Medical Records Prior To The Accident
One way to prove that the injuries you are experiencing are a direct result of the accident is to prove you did not have those conditions prior to the accident. Quite often, insurance adjusters will ask you to provide a few years of prior medical records. If you were treated for back pain the year prior to the car accident, you can count on the insurance adjuster arguing that the car accident only aggravated the back injury, but did not cause it. As a result, the adjuster will lower the value of your claim, affecting the settlement value of your case.
Treatment After The Accident
The insurance adjuster will also carefully review your medical records after the accident. For this reason, if possible, you should treat with the same physicians or team of health professionals after the accident, that you treated with before the accident. Those professionals are in the best position to make a statement as to your injuries prior to the accident, versus after the accident.

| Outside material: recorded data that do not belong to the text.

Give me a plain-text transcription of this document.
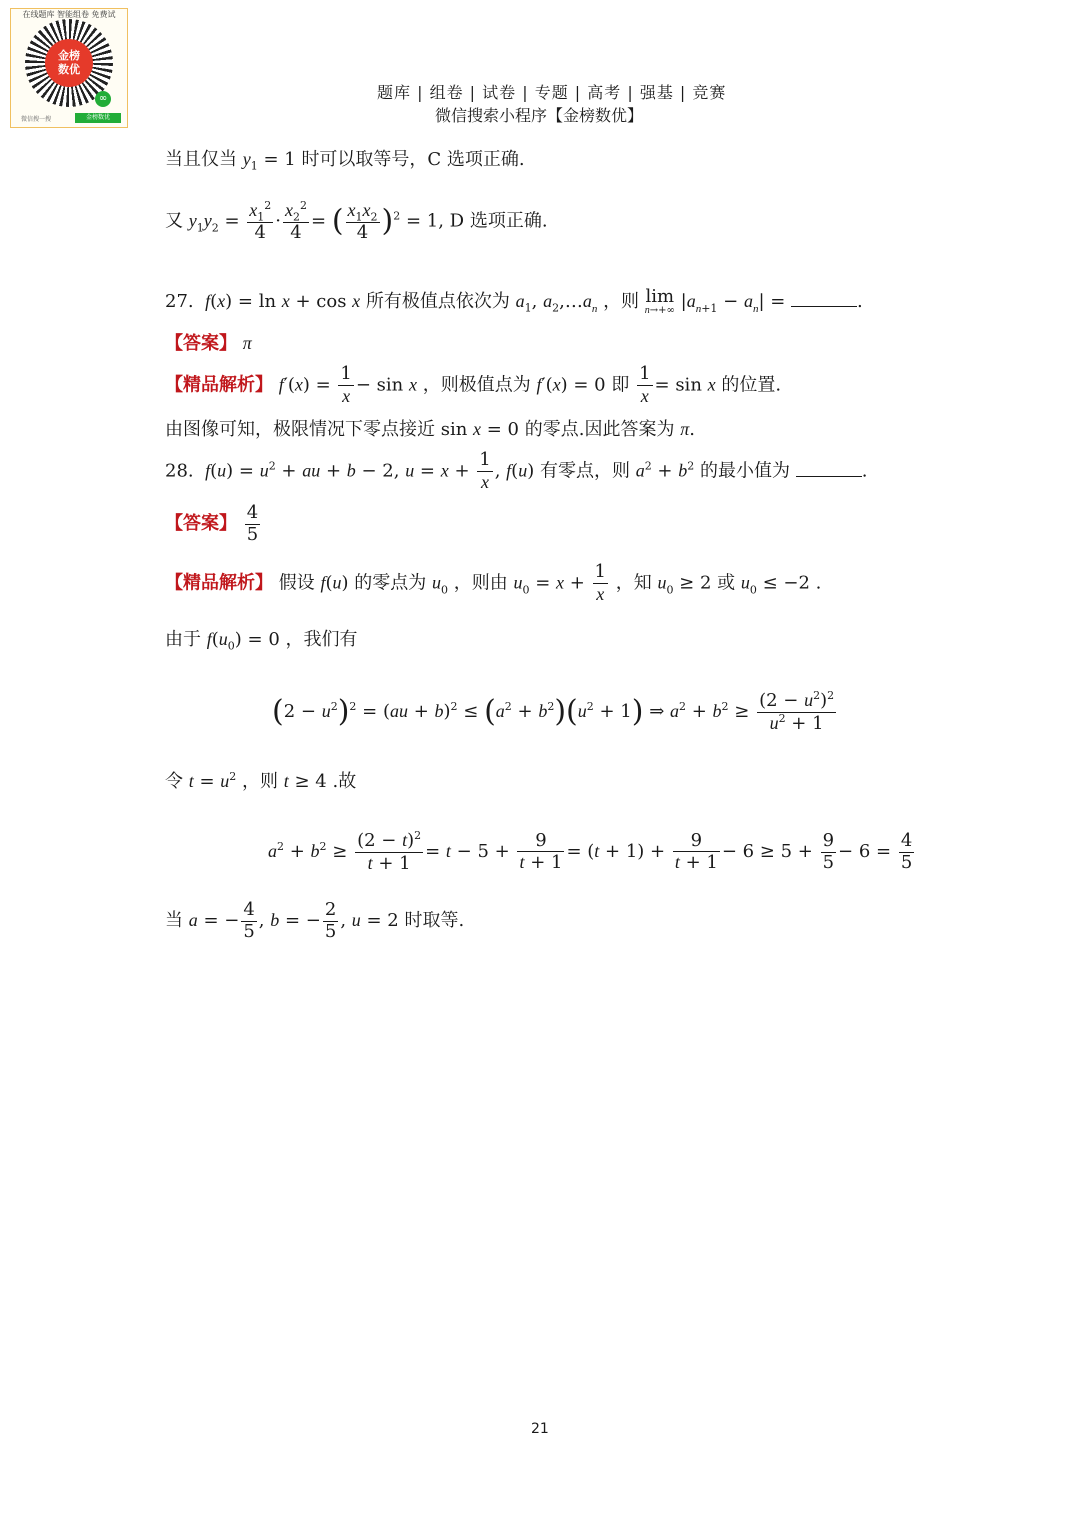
在线题库 智能组卷 免费试
金榜
数优
∞
微信搜一搜	金榜数优
题库 | 组卷 | 试卷 | 专题 | 高考 | 强基 | 竞赛
微信搜索小程序【金榜数优】
当且仅当 $y_1 = 1$ 时可以取等号，C 选项正确.
又 $y_1y_2 = \frac{x_1^2}{4} \cdot \frac{x_2^2}{4}$ = ( $\frac{x_1x_2}{4} )^2 = 1$, D 选项正确.
27. f(x) = ln x + cos x 所有极值点依次为 $a_1$, $a_2,\dots a_n$ ，则 lim
n→+∞ $|a_{n+1} - a_n|$ =	.
【答案】 π
【精品解析】 $f'(x) = \frac{1}{x} - \sin x$ ，则极值点为 f′(x) = 0 即 $\frac{1}{x} = \sin x$ 的位置.
由图像可知，极限情况下零点接近 sin x = 0 的零点.因此答案为 π.
28. $f(u) = u^2$ + au + b − 2, $u = x + \frac{1}{x}$ , f(u) 有零点，则 $a^2 + b^2$ 的最小值为	.
【答案】 $\frac{4}{5}$
【精品解析】 假设 f(u) 的零点为 $u_0$ ，则由 $u_0 = x + \frac{1}{x}$ ，知 $u_0 \ge 2$ 或 $u_0 \le -2$ .
由于 $f(u_0) = 0$ ，我们有
$(2 - u^2)^2 = (au + b)^2 \le (a^2 + b^2)(u^2 + 1)$ ⇒ $a^2 + b^2 \ge \frac{(2 - u^2)^2}{u^2 + 1}$
令 $t = u^2$ ，则 t ≥ 4 .故
$a^2 + b^2 \ge \frac{(2 - t)^2}{t + 1} = t - 5 + \frac{9}{t + 1} = (t + 1) + \frac{9}{t + 1} - 6 \ge 5 + \frac{9}{5} - 6 = \frac{4}{5}$
当 a = − $\frac{4}{5}$ , b = − $\frac{2}{5}$ , u = 2 时取等.
21
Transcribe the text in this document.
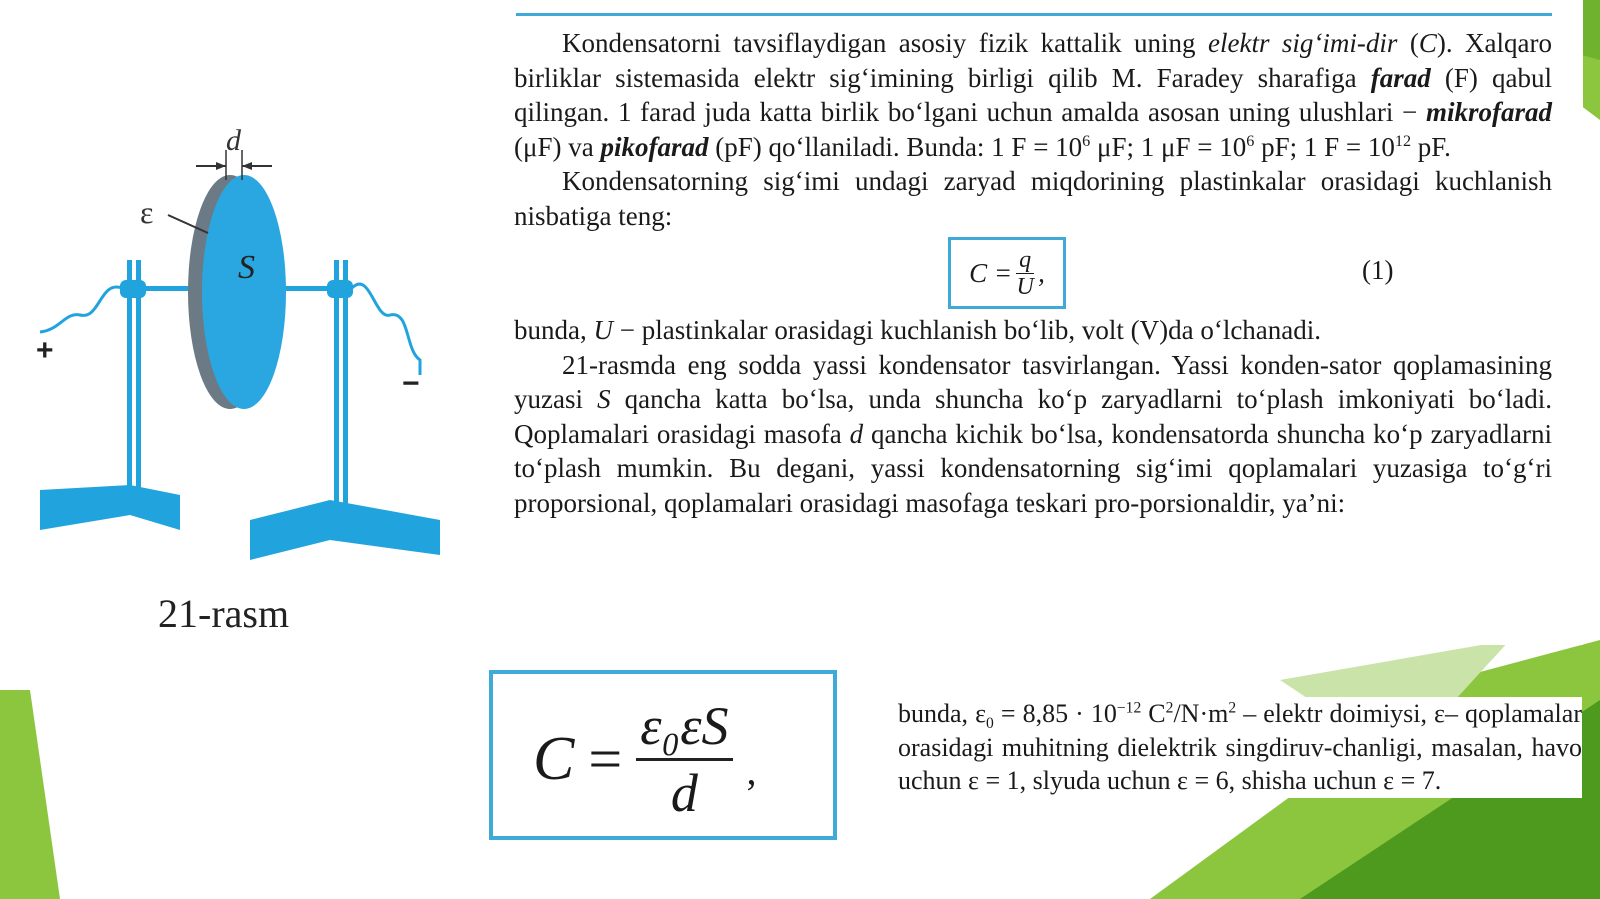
d
ε
S
+
−
21-rasm

Kondensatorni tavsiflaydigan asosiy fizik kattalik uning elektr sig‘imi-dir (C). Xalqaro birliklar sistemasida elektr sig‘imining birligi qilib M. Faradey sharafiga farad (F) qabul qilingan. 1 farad juda katta birlik bo‘lgani uchun amalda asosan uning ulushlari − mikrofarad (μF) va pikofarad (pF) qo‘llaniladi. Bunda: 1 $F = 10^6$ μF; 1 $\mu F = 10^6$ pF; 1 $F = 10^{12}$ pF.

Kondensatorning sig‘imi undagi zaryad miqdorining plastinkalar orasidagi kuchlanish nisbatiga teng:

$C = \frac{q}{U}$ ,	(1)

bunda, U − plastinkalar orasidagi kuchlanish bo‘lib, volt (V)da o‘lchanadi.

21-rasmda eng sodda yassi kondensator tasvirlangan. Yassi konden-sator qoplamasining yuzasi S qancha katta bo‘lsa, unda shuncha ko‘p zaryadlarni to‘plash imkoniyati bo‘ladi. Qoplamalari orasidagi masofa d qancha kichik bo‘lsa, kondensatorda shuncha ko‘p zaryadlarni to‘plash mumkin. Bu degani, yassi kondensatorning sig‘imi qoplamalari yuzasiga to‘g‘ri proporsional, qoplamalari orasidagi masofaga teskari pro-porsionaldir, ya’ni:

$C = \frac{\text{ε₀εS}}{d}$ ,

bunda, $\varepsilon_0 = 8,85 \cdot 10^{-12}$ $C^2/N\cdot m^2$ – elektr doimiysi, ε– qoplamalar orasidagi muhitning dielektrik singdiruv-chanligi, masalan, havo uchun ε = 1, slyuda uchun ε = 6, shisha uchun ε = 7.
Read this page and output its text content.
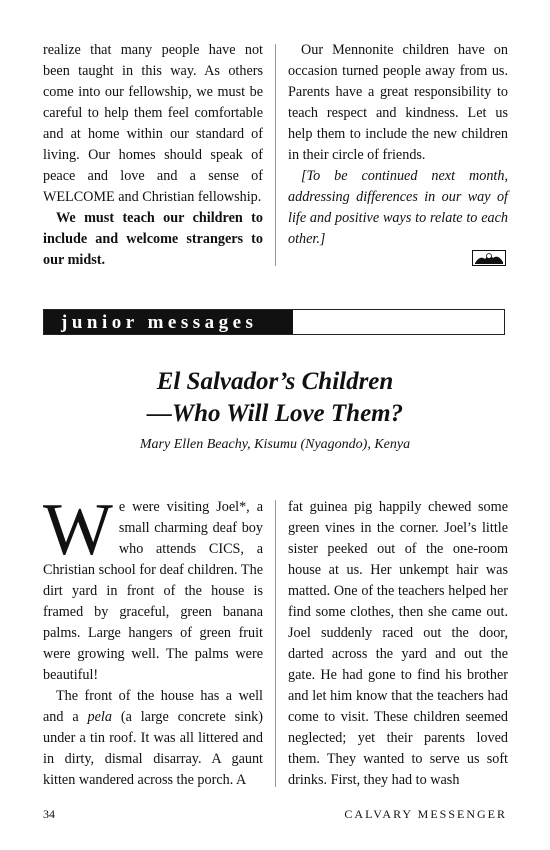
realize that many people have not been taught in this way. As others come into our fellowship, we must be careful to help them feel comfortable and at home within our standard of living. Our homes should speak of peace and love and a sense of WELCOME and Christian fellowship.

We must teach our children to include and welcome strangers to our midst.

Our Mennonite children have on occasion turned people away from us. Parents have a great responsibility to teach respect and kindness. Let us help them to include the new children in their circle of friends.

[To be continued next month, addressing differences in our way of life and positive ways to relate to each other.]

junior messages
El Salvador’s Children
—Who Will Love Them?
Mary Ellen Beachy, Kisumu (Nyagondo), Kenya

We were visiting Joel*, a small charming deaf boy who attends CICS, a Christian school for deaf children. The dirt yard in front of the house is framed by graceful, green banana palms. Large hangers of green fruit were growing well. The palms were beautiful!

The front of the house has a well and a pela (a large concrete sink) under a tin roof. It was all littered and in dirty, dismal disarray. A gaunt kitten wandered across the porch. A

fat guinea pig happily chewed some green vines in the corner. Joel’s little sister peeked out of the one-room house at us. Her unkempt hair was matted. One of the teachers helped her find some clothes, then she came out. Joel suddenly raced out the door, darted across the yard and out the gate. He had gone to find his brother and let him know that the teachers had come to visit. These children seemed neglected; yet their parents loved them. They wanted to serve us soft drinks. First, they had to wash

34	CALVARY MESSENGER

The Eggshell Plaintiff Theory
There is an eggshell plaintiff theory in North Carolina. While this is not a statute, it is a result of common law or case law over the years. The general rule that comes from the eggshell plaintiff theory essentially states that just because an injured party was prone to a particular injury does not mean they should not be compensated for it. For example, assume a particular individual has a condition that makes them more susceptible to suffer PTSD from a traumatic event. If the accident causes them PTSD, the at-fault party is still responsible for that. This is true even if most other individuals would not have had PTSD from the event. The at-fault party is not responsible for the underlying susceptibility to PTSD, but they are responsible for the PTSD which was caused by the accident.
Before And After
Your personal injury lawyer will address any pre-existing injury concerns by demonstrating to the adjuster the difference between your life before the accident and after the accident. While medical records and medical billing help to establish this, the attorney can also gather additional evidence to support this. Your inability to participate in activities such as horseback riding or running, or your inability to interact with your grandchildren in the same manner after the accident as before the accident, all count toward the value of your car accident or slip and fall claim.